Figure 3. RAF inhibitor induces the active, phosphorylated state of wild-type and kinase-dead RAF

a, 293H cells over-expressing catC were treated with the indicated amounts of PLX4720 for 1 hour. Cells were lysed, catC was immunoprecipitated, washed extensively and subjected to kinase assay. Kinase activity was determined by immunoblotting for pMEK. b, Calu-6 cells were treated with PLX4720 (1μM/1 hour). Endogenous BRAF and CRAF were immunoprecipitated, washed and assayed for kinase activity. c, Treatment with RAF inhibitor results in elevated phosphorylation at activating phosphorylation sites on RAF. V5-tagged wild-type CRAF or kinase-dead CRAF^D486N were overexpressed in 293H cells. After 24 hours cells were treated with vehicle or PLX4720 (5μM/1hour) and lysates were immunoblotted for p338CRAF and p621CRAF. The gatekeeper mutant CRAF^T421M was used as negative control. d. Samples as in Fig. 1a, immunoblotted for pS338CRAF. Note that phosphorylation at S338 steadily increased, even when concentrations were reached that inhibited MEK/ERK.

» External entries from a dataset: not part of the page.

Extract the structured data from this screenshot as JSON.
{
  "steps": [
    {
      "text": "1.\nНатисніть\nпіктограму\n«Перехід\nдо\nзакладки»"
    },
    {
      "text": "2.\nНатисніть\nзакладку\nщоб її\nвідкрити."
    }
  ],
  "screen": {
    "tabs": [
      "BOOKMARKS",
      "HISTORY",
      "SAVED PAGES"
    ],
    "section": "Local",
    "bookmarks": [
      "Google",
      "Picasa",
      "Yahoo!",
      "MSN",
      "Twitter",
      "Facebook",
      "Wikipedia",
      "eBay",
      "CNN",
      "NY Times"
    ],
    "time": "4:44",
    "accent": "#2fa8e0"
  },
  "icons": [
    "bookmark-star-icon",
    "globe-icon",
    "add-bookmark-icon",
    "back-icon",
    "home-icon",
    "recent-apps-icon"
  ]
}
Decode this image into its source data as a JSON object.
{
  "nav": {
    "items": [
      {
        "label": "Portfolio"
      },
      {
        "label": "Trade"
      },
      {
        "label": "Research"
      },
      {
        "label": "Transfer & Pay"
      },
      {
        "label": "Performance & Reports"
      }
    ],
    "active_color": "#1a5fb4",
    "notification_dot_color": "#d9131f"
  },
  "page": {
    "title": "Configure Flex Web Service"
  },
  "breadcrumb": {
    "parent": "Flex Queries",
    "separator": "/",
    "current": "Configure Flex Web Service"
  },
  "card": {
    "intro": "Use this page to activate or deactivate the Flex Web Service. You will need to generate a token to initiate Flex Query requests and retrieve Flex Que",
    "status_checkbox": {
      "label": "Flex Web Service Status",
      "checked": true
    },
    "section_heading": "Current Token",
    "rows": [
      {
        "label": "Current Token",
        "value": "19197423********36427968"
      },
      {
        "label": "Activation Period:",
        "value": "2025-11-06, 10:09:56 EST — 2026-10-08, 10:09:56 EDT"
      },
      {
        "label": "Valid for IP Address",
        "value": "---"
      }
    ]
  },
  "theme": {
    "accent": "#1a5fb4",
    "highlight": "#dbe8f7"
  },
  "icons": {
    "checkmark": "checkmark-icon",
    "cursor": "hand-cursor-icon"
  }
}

Figure 4. MEK/ERK induction occurs via transactivation of RAF dimers

a, Similarly to RAF inhibitors, JAB34 inhibits MEK/ERK at higher concentrations. 293H cells expressing V5-tagged catC or catC^S428C were treated with either vehicle or 10μM JAB34 for 1 hour. b, Coexpression of drug-sensitive V5-tagged catC with drug-resistant FLAG-catC reveals that activation in the homodimer occurs in trans. 293H cells expressing the indicated mutants V5-tagged catC and FLAG-tagged catC were treated with a dose of JAB34 (10μM/1 hour) that inhibits catC^S428C when expressed alone. c, Activation in the context of the heterodimer BRAF/CRAF occurs in trans. 293H cells co-expressing FLAG-tagged wild-type BRAF and V5- tagged kinase-dead catC (catC^D486N) (lanes 3,4) or JAB34-sensitive/kinase-dead catC (catC^S428C/D486N) (lanes 5,6) treated with vehicle or 10μM JAB34 for 1 hour. d, HT-29 cells (colorectal – BRAF^V600E) were transfected with EGFP or HA-tagged N-RAS^G12V and treated with PLX4720 (1μM/1hour). Lysates were blotted for pMEK and pERK.